A plan that is amended to be consistent with the Windsor decision, Rev. Rul. 2013-17, and Notice 2014-19 will not fail to retain its qualified status if the retroactive amendment is implemented using principles similar to those in the Employee Plans Compliance Resolution System (EPCRS), as set forth in Rev. Proc. 2013-12, 2013-4 IRB 313.
For example, if the plan is retroactively amended to apply the spousal consent rules under §§ 401(a)(11) and 417 consistently with Windsor, Rev. Rul. 2013-17, and Notice 2014-19, a plan may obtain spousal consent to remedy a prior lack of spousal consent under the principles described in section 6.04(1) of Rev. Proc. 2013-12.
FAQ-4. May a qualified plan be amended in light of the Windsor decision to provide new rights or benefits with respect to participants with same-sex spouses?
Yes. In light of the Windsor decision, a plan sponsor may wish to amend a plan to provide new rights or benefits with respect to participants with same-sex spouses – such as an amendment that provides those participants with a new opportunity to elect a qualified joint and survivor annuity (QJSA) – to make up for benefits that were not previously available to those participants. Such an amendment must comply with the applicable qualification requirements (such as section 401(a)(4)).
FAQ-5. Do the Windsor decision, Rev. Rul. 2013-17, and Notice 2014-19 apply to § 403(b) plans?
The rules of Rev. Rul. 2013-17 apply for all Federal tax purposes, including for purposes of the Federal tax rules that apply to § 403(b) plans. The interpretation of the Windsor decision and Rev. Rul. 2013-17 in Q&A-1 through Q&A-3 of Notice 2014-19 applies with respect to § 403(b) plans. In the case of a § 403(b) plan to which Title I of ERISA does not apply, none of the special rules applicable to spouses in § 401(a)(11)(A) or (B) (and the parallel section of ERISA, § 205(a) and (b)) apply. However, such a plan is subject to the requirement to provide a direct rollover to another eligible employer retirement plan or IRA if requested by a distributee of an eligible rollover distribution (taking into account the different rules for surviving spouses and other beneficiaries under § 402(c)(9) and 402(c)(11), respectively). In all cases, § 403(b) plans are not subject to either the remedial amendment period in § 401(b) or Rev. Proc. 2007-44, 2007-28 IRB 54. Therefore, the deadline in Q&A-8 of Notice 2014-19 does not apply, and any plan amendments adopted pursuant to Notice 2014-19 must be adopted by the deadline in Section 21 of Rev. Proc. 2013-22, 2013-18 IRB 985.
FAQ-6. Is an amendment to a multiemployer defined benefit plan to conform with the Windsor decision, Rev. Rul. 2013-17, and Notice 2014-19 subject to the limitations on benefit increases under § 432?

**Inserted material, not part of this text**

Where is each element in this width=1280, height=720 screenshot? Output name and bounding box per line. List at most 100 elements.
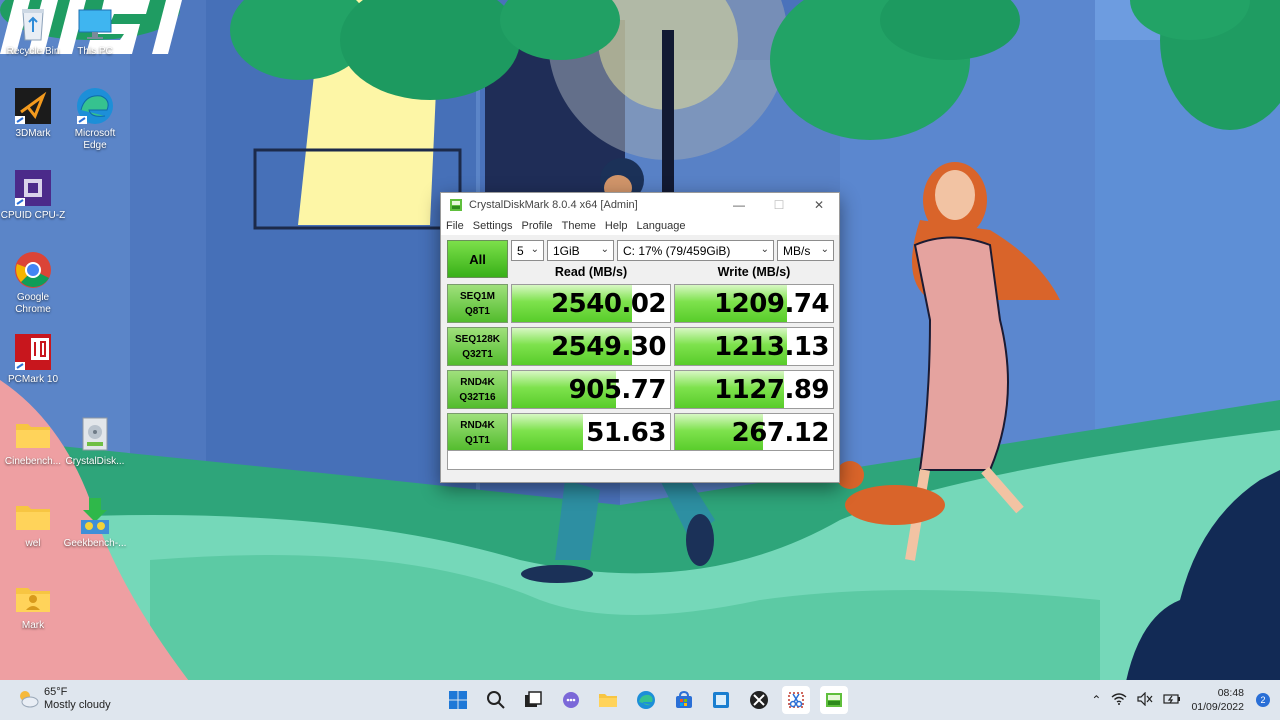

An amendment to a multiemployer defined benefit plan subject to § 432 that increases liabilities through changes to benefits, benefit accruals, or vesting schedules generally cannot be made unless certain conditions are met. Sections 432(d)(1)(B) and 432(f)(4)(B), however, provided that such an amendment is permitted during the funding improvement adoption period or rehabilitation plan adoption period, respectively, if “the amendment is required as a condition of qualification under [the Code] or to comply with other applicable law.” The same exception is applicable to similar limitations under § 432(d)(2)(C) and 432(f)(1)(B) during a multiemployer plan’s funding improvement period or rehabilitation period with respect to a plan amendment described in Q&A-5 of Notice 2014-19 that takes effect as of June 26, 2013.